Speaking just before Paterson delivered his dire tax and cut budget, Thompson told the AmNews, “We have been tightening belts, and they have been making cuts since January [of] this year. We have got to be careful. There have been two rounds of cuts, and there’s about to be a third, where there is talk of making cuts to the police and fire departments. We have to protect those most vulnerable to run into hard times, and the state hasn’t even started to make cuts yet.”

With a $15 billion deficit, he said, “Everyone is trying to move forward to reduce the deficit. But there can’t just be cuts, we have got to talk about increasing taxes.”

The millionaires’ tax? “Yes, we will be revisiting taxing millionaires.” He added, “The city has been a lot more restrained than the state.”

While the city has undergone cuts and efforts to be more stringent, the state has increased expenditures. “People are struggling; how do you increase spending? The state has to reduce spending. Gov. Paterson has been talking to the legislature about spending. You have to cut waste and excess spending.”

Asked about cuts to education, Thompson said it was not as draconian as first appears. “Betsy Gotbaum has released a report which shows that the Department of Education has $130 million for new testing. Children don’t need more testing from kindergarten through to first to second grade. Then, the DOE can make cuts to the bloated salaries and contracts and other areas.”

On Tuesday in response to Paterson’s budget announcement, Thompson said in a statement, “There still may be fat to cut at the Department of Education, and urge our mayor and the department to exact more cost-cutting measures centrally and in their use of consultants in an effort to avoid affecting our classrooms.” However on a political note, next November, a year after the original term limits debate, will anyone connect being disenfranchised with a mayor who will be spending a boatload of money on personal promotion?

“It is not just term limits,” said Thompson. “It’s from the tolls across the East River bridges; it’s the closing of the senior citizen centers.

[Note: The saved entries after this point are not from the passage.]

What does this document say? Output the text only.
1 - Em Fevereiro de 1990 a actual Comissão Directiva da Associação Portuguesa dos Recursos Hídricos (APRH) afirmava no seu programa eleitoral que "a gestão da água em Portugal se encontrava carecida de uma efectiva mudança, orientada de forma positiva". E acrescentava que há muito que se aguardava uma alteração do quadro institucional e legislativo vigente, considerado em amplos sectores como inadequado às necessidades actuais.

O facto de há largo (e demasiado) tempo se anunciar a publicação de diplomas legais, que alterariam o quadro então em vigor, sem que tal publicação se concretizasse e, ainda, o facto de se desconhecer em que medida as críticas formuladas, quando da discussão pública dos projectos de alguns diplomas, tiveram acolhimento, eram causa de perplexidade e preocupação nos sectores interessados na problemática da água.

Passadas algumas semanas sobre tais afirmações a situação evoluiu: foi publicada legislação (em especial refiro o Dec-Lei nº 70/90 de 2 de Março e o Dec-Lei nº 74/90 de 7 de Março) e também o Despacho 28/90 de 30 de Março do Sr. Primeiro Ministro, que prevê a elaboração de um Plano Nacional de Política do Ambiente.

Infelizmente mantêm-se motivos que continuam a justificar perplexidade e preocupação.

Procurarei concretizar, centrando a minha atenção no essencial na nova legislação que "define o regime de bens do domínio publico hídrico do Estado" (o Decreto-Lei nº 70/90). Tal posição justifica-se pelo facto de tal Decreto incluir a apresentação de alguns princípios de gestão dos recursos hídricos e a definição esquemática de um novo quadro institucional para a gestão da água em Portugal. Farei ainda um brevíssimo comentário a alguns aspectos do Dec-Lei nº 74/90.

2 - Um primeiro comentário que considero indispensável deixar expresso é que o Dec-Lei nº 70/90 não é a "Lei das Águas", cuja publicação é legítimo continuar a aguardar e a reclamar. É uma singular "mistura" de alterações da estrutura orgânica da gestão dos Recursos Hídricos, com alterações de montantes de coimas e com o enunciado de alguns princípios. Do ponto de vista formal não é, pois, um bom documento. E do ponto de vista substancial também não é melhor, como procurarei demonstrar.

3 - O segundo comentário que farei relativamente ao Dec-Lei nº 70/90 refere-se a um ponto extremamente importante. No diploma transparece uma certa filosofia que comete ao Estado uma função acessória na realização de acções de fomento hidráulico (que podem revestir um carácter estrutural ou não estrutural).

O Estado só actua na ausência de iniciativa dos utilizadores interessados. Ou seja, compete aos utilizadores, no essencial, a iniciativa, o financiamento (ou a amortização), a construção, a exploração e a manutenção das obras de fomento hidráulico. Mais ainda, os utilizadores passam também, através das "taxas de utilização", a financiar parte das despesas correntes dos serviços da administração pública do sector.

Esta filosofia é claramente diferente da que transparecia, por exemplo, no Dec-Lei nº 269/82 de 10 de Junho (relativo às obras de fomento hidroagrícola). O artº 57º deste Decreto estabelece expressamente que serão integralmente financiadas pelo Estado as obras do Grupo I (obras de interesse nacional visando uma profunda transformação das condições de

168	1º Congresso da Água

It’s the cuts. The mayor wants to charge people to cross the bridges, but people can barely afford things as it is.” Thompson has called on City Hall to use the 1993 memorandum of understanding (MOU) to block the proposed increase in Access-A-Ride fares from $2 to as much as $5 per trip.

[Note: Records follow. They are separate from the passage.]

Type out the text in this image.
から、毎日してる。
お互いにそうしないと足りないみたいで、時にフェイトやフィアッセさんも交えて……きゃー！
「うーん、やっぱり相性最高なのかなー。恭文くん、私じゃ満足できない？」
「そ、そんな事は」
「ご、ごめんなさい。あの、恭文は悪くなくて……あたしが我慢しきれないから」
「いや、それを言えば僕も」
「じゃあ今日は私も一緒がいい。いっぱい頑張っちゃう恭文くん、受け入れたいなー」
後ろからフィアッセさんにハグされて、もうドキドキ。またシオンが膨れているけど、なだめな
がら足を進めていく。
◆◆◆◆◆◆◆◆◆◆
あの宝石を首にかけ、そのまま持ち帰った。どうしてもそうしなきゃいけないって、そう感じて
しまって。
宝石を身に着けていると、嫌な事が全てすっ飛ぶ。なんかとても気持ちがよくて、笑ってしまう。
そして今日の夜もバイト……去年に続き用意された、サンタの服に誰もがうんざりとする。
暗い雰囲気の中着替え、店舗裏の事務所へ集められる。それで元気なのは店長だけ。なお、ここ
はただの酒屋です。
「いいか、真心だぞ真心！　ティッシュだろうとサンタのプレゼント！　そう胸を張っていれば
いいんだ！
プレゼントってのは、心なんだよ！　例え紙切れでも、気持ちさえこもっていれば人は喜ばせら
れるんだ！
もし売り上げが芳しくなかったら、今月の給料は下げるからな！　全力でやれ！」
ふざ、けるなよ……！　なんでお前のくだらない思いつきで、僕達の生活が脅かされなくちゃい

Testifying on Wednesday before the Metropolitan Transportation Authority (MTA) board at a 2009 budget hearing inside MTA headquarters in Midtown Manhattan, Thompson said, “As the city comptroller, I know that there are often tough financial decisions to make–and while we are in the midst of a recession, we must do all we can to help avoid drastic fare hikes and loss of vital transportation services.”

He added, “I have proposed ways to help ease the burden on the riders of the MTA by raising funds to help close the budget gap.”

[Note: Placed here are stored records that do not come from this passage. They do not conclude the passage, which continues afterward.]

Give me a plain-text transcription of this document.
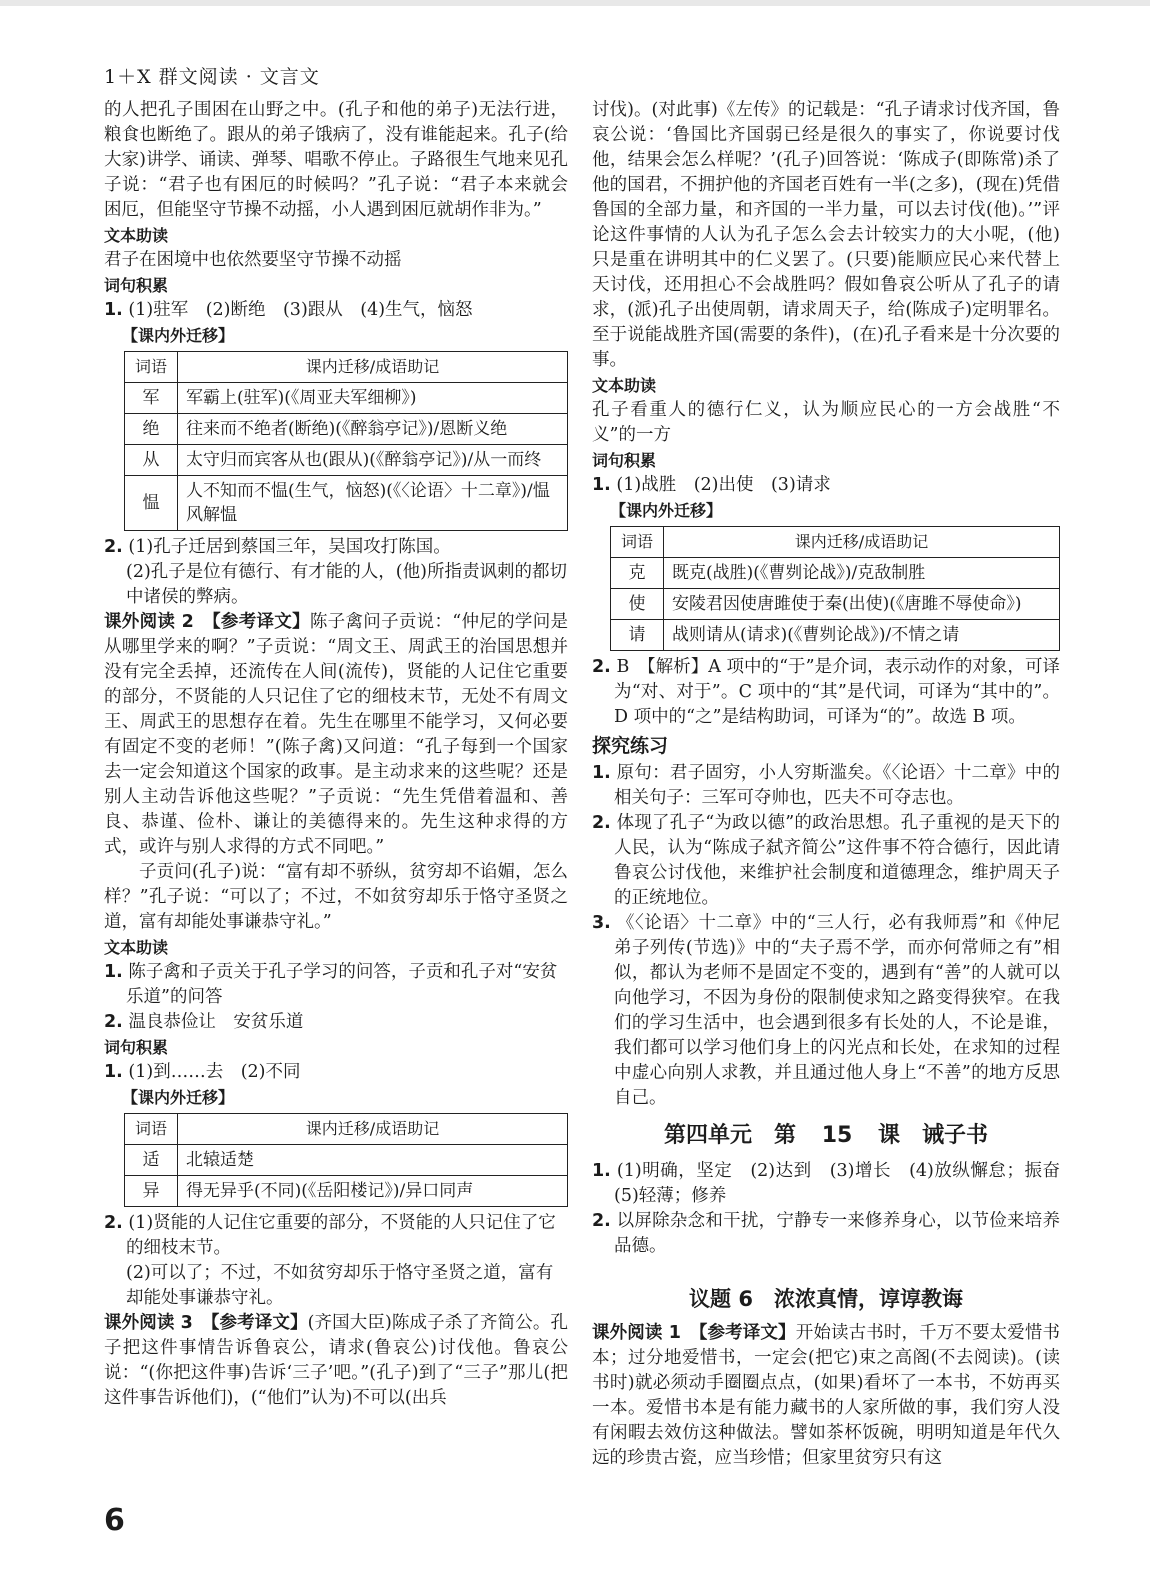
1＋X 群文阅读 · 文言文
的人把孔子围困在山野之中。(孔子和他的弟子)无法行进，粮食也断绝了。跟从的弟子饿病了，没有谁能起来。孔子(给大家)讲学、诵读、弹琴、唱歌不停止。子路很生气地来见孔子说：“君子也有困厄的时候吗？”孔子说：“君子本来就会困厄，但能坚守节操不动摇，小人遇到困厄就胡作非为。”
文本助读
君子在困境中也依然要坚守节操不动摇
词句积累
1. (1)驻军　(2)断绝　(3)跟从　(4)生气，恼怒
【课内外迁移】
词语	课内迁移/成语助记
军	军霸上(驻军)(《周亚夫军细柳》)
绝	往来而不绝者(断绝)(《醉翁亭记》)/恩断义绝
从	太守归而宾客从也(跟从)(《醉翁亭记》)/从一而终
愠	人不知而不愠(生气，恼怒)(《〈论语〉十二章》)/愠风解愠
2. (1)孔子迁居到蔡国三年，吴国攻打陈国。
(2)孔子是位有德行、有才能的人，(他)所指责讽刺的都切中诸侯的弊病。
课外阅读 2　【参考译文】陈子禽问子贡说：“仲尼的学问是从哪里学来的啊？”子贡说：“周文王、周武王的治国思想并没有完全丢掉，还流传在人间(流传)，贤能的人记住它重要的部分，不贤能的人只记住了它的细枝末节，无处不有周文王、周武王的思想存在着。先生在哪里不能学习，又何必要有固定不变的老师！”(陈子禽)又问道：“孔子每到一个国家去一定会知道这个国家的政事。是主动求来的这些呢？还是别人主动告诉他这些呢？”子贡说：“先生凭借着温和、善良、恭谨、俭朴、谦让的美德得来的。先生这种求得的方式，或许与别人求得的方式不同吧。”
子贡问(孔子)说：“富有却不骄纵，贫穷却不谄媚，怎么样？”孔子说：“可以了；不过，不如贫穷却乐于恪守圣贤之道，富有却能处事谦恭守礼。”
文本助读
1. 陈子禽和子贡关于孔子学习的问答，子贡和孔子对“安贫乐道”的问答
2. 温良恭俭让　安贫乐道
词句积累
1. (1)到……去　(2)不同
【课内外迁移】
词语	课内迁移/成语助记
适	北辕适楚
异	得无异乎(不同)(《岳阳楼记》)/异口同声
2. (1)贤能的人记住它重要的部分，不贤能的人只记住了它的细枝末节。
(2)可以了；不过，不如贫穷却乐于恪守圣贤之道，富有却能处事谦恭守礼。
课外阅读 3　【参考译文】(齐国大臣)陈成子杀了齐简公。孔子把这件事情告诉鲁哀公，请求(鲁哀公)讨伐他。鲁哀公说：“(你把这件事)告诉‘三子’吧。”(孔子)到了“三子”那儿(把这件事告诉他们)，(“他们”认为)不可以(出兵
讨伐)。(对此事)《左传》的记载是：“孔子请求讨伐齐国，鲁哀公说：‘鲁国比齐国弱已经是很久的事实了，你说要讨伐他，结果会怎么样呢？’(孔子)回答说：‘陈成子(即陈常)杀了他的国君，不拥护他的齐国老百姓有一半(之多)，(现在)凭借鲁国的全部力量，和齐国的一半力量，可以去讨伐(他)。’”评论这件事情的人认为孔子怎么会去计较实力的大小呢，(他)只是重在讲明其中的仁义罢了。(只要)能顺应民心来代替上天讨伐，还用担心不会战胜吗？假如鲁哀公听从了孔子的请求，(派)孔子出使周朝，请求周天子，给(陈成子)定明罪名。至于说能战胜齐国(需要的条件)，(在)孔子看来是十分次要的事。
文本助读
孔子看重人的德行仁义，认为顺应民心的一方会战胜“不义”的一方
词句积累
1. (1)战胜　(2)出使　(3)请求
【课内外迁移】
词语	课内迁移/成语助记
克	既克(战胜)(《曹刿论战》)/克敌制胜
使	安陵君因使唐雎使于秦(出使)(《唐雎不辱使命》)
请	战则请从(请求)(《曹刿论战》)/不情之请
2. B　【解析】A 项中的“于”是介词，表示动作的对象，可译为“对、对于”。C 项中的“其”是代词，可译为“其中的”。D 项中的“之”是结构助词，可译为“的”。故选 B 项。
探究练习
1. 原句：君子固穷，小人穷斯滥矣。《〈论语〉十二章》中的相关句子：三军可夺帅也，匹夫不可夺志也。
2. 体现了孔子“为政以德”的政治思想。孔子重视的是天下的人民，认为“陈成子弑齐简公”这件事不符合德行，因此请鲁哀公讨伐他，来维护社会制度和道德理念，维护周天子的正统地位。
3. 《〈论语〉十二章》中的“三人行，必有我师焉”和《仲尼弟子列传(节选)》中的“夫子焉不学，而亦何常师之有”相似，都认为老师不是固定不变的，遇到有“善”的人就可以向他学习，不因为身份的限制使求知之路变得狭窄。在我们的学习生活中，也会遇到很多有长处的人，不论是谁，我们都可以学习他们身上的闪光点和长处，在求知的过程中虚心向别人求教，并且通过他人身上“不善”的地方反思自己。
第四单元　第 15 课　诫子书
1. (1)明确，坚定　(2)达到　(3)增长　(4)放纵懈怠；振奋　(5)轻薄；修养
2. 以屏除杂念和干扰，宁静专一来修养身心，以节俭来培养品德。
议题 6　浓浓真情，谆谆教诲
课外阅读 1　【参考译文】开始读古书时，千万不要太爱惜书本；过分地爱惜书，一定会(把它)束之高阁(不去阅读)。(读书时)就必须动手圈圈点点，(如果)看坏了一本书，不妨再买一本。爱惜书本是有能力藏书的人家所做的事，我们穷人没有闲暇去效仿这种做法。譬如茶杯饭碗，明明知道是年代久远的珍贵古瓷，应当珍惜；但家里贫穷只有这
6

Those ideas include: establishing a weight-based registration fee for vehicles in the 12 counties served by the MTA. In a statement, Thompson said that this plan, in conjunction with the reinstatement of a commuter tax, would provide more than $1.8 billion annually in transit funds to the MTA and help avert tolls on the free East River and Harlem River bridges, placing an undo financial burden on the residents of Brooklyn, Queens, the Bronx and Staten Island.

So the city comptroller appears to be champing at the bit to get the mayoral race started. But, the AmNews asked, is he sure that a couple of months from now he won’t pull out, citing some legitimate family issue or something? “No, no, I am definitely running,” he proclaimed. “I can win this.”

His support, he said, comes from “a combination of communities across the city; from members of the clergy to elected officials to grassroots community leaders. There has been,” he said, “an outpouring of people this week.” His website (www.Thompson2009.com.) has just been launched, and it is being managed, he told the AmNews, by “Blue State Digital, which did the website for President-elect Obama and his technical piece.”

Just recently remarried to Museum for African Art President Elsie McCabe, the Amsterdam News asked how he would juggle married life with what would be a hectic campaign for the next 11 months. “I guess I’ll see my wife right after the election next year, and in between times in the campaign,” he laughed.